First, McGarry went to Washington to plead with the FDA to approve the drugs in the U.S. only to be told more clinical trials were needed.
So, McGarry hopes a doctor in Germany will give him access to buy the medication — drugs that will cost him about $170,000 a year.
His insurance won’t cover a penny of the cost and it’s more than a retired pipe fitter can afford. But he's got a lot of folks — family, friends, union guys from Local 597, cops, firefighters and, of course, boxers — helping him out.

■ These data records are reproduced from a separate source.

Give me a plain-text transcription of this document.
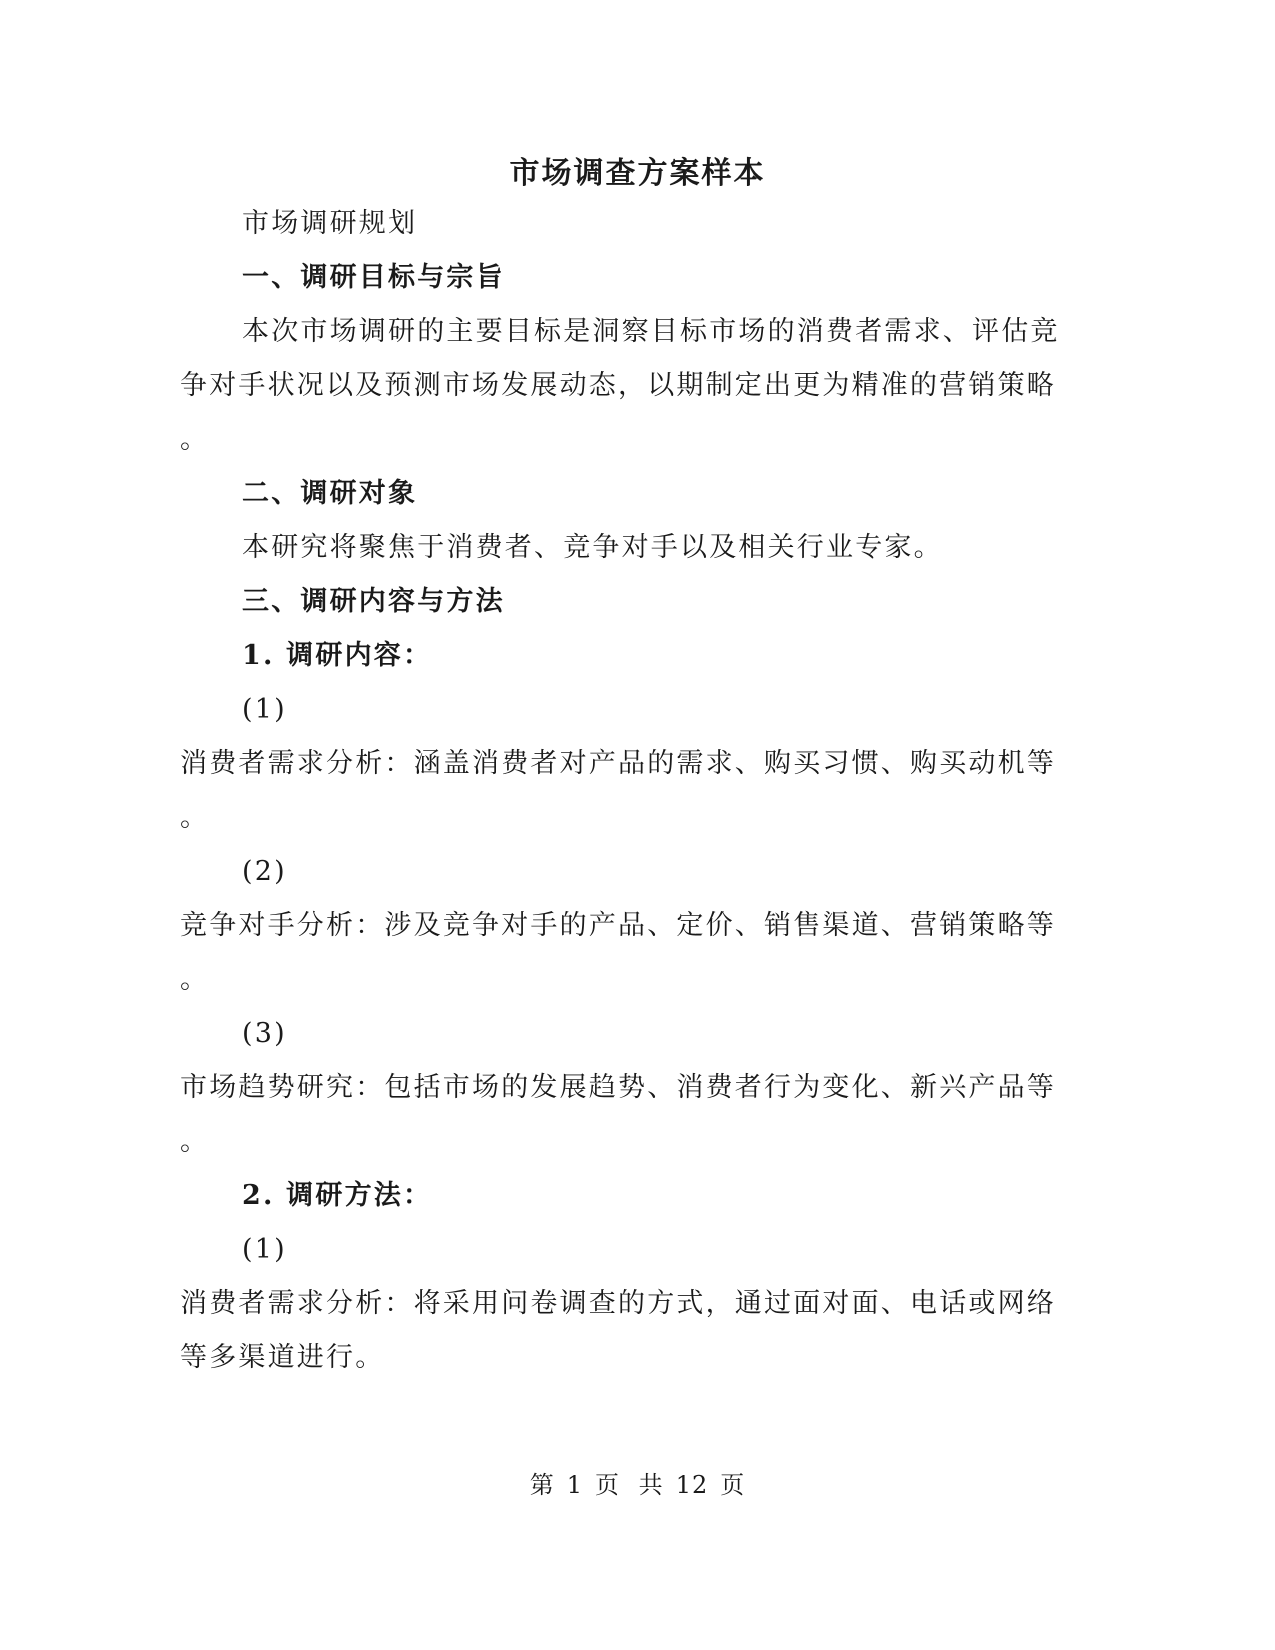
市场调查方案样本
市场调研规划
一、调研目标与宗旨
本次市场调研的主要目标是洞察目标市场的消费者需求、评估竞
争对手状况以及预测市场发展动态，以期制定出更为精准的营销策略
。
二、调研对象
本研究将聚焦于消费者、竞争对手以及相关行业专家。
三、调研内容与方法
1. 调研内容：
(1)
消费者需求分析：涵盖消费者对产品的需求、购买习惯、购买动机等
。
(2)
竞争对手分析：涉及竞争对手的产品、定价、销售渠道、营销策略等
。
(3)
市场趋势研究：包括市场的发展趋势、消费者行为变化、新兴产品等
。
2. 调研方法：
(1)
消费者需求分析：将采用问卷调查的方式，通过面对面、电话或网络
等多渠道进行。
第 1 页 共 12 页
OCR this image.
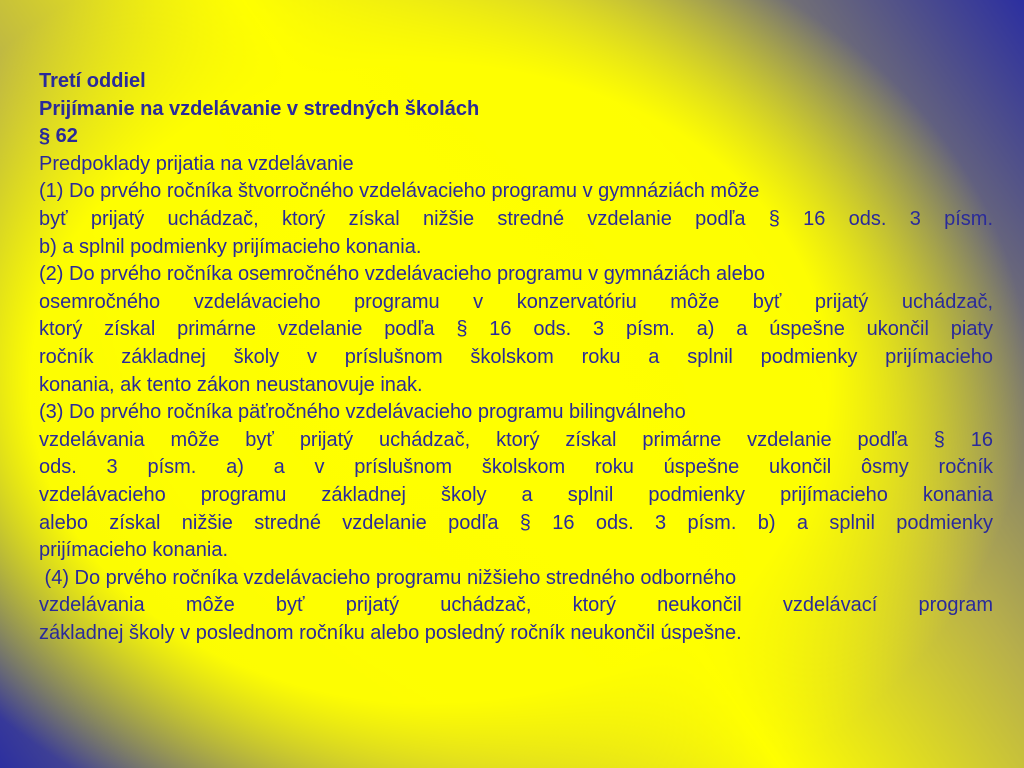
Tretí oddiel
Prijímanie na vzdelávanie v stredných školách
§ 62
Predpoklady prijatia na vzdelávanie
(1) Do prvého ročníka štvorročného vzdelávacieho programu v gymnáziách môže
byť prijatý uchádzač, ktorý získal nižšie stredné vzdelanie podľa § 16 ods. 3 písm.
b) a splnil podmienky prijímacieho konania.
(2) Do prvého ročníka osemročného vzdelávacieho programu v gymnáziách alebo
osemročného vzdelávacieho programu v konzervatóriu môže byť prijatý uchádzač,
ktorý získal primárne vzdelanie podľa § 16 ods. 3 písm. a) a úspešne ukončil piaty
ročník základnej školy v príslušnom školskom roku a splnil podmienky prijímacieho
konania, ak tento zákon neustanovuje inak.
(3) Do prvého ročníka päťročného vzdelávacieho programu bilingválneho
vzdelávania môže byť prijatý uchádzač, ktorý získal primárne vzdelanie podľa § 16
ods. 3 písm. a) a v príslušnom školskom roku úspešne ukončil ôsmy ročník
vzdelávacieho programu základnej školy a splnil podmienky prijímacieho konania
alebo získal nižšie stredné vzdelanie podľa § 16 ods. 3 písm. b) a splnil podmienky
prijímacieho konania.
(4) Do prvého ročníka vzdelávacieho programu nižšieho stredného odborného
vzdelávania môže byť prijatý uchádzač, ktorý neukončil vzdelávací program
základnej školy v poslednom ročníku alebo posledný ročník neukončil úspešne.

For months, a committee 50-people strong has gotten together to organize a fundraiser to help foot the bill. They put up a website to tell McGarry’s story and there’s already 1,200 people on Facebook who confirmed plans to attend the Sunday fundraiser at 115 Bourbon Street in Merrionette.
“It’s all so heartbreaking. This is how we’re dealing with it,” said McGarry’s daughter-in-law, Meghan McGarry. “He’s a guy who never sat still. He was always running around, always helping people and now he can’t get out as much. His legs aren’t as strong. And the kids, his kids they’ve see this happen to their uncle. We’re all hoping for the best.”
Kathy McGarry, the girl McGarry met at a bar, married and who “would never let him go,” said all the support makes them feel humbled and hopeful.
“It’s really hard to be on this side. It’s so much easier to be the one that’s giving. We appreciate so much what everyone is doing. The kids and his friends are working so hard,” Kathy McGarry said. “Hopefully because this drug is so expensive it will allow him to get the drug and hope it works. Lots of ifs, but we’re trying to be really positive and just make the best of a bad situation.”
And Martin, well, he’s mostly looking forward to the party.
“I got some great people in my corner. … They want me to stick around a little longer,” he said.
“I don’t give up. If you do then you’re defeated, you know? So, I’m gonna go down fighting."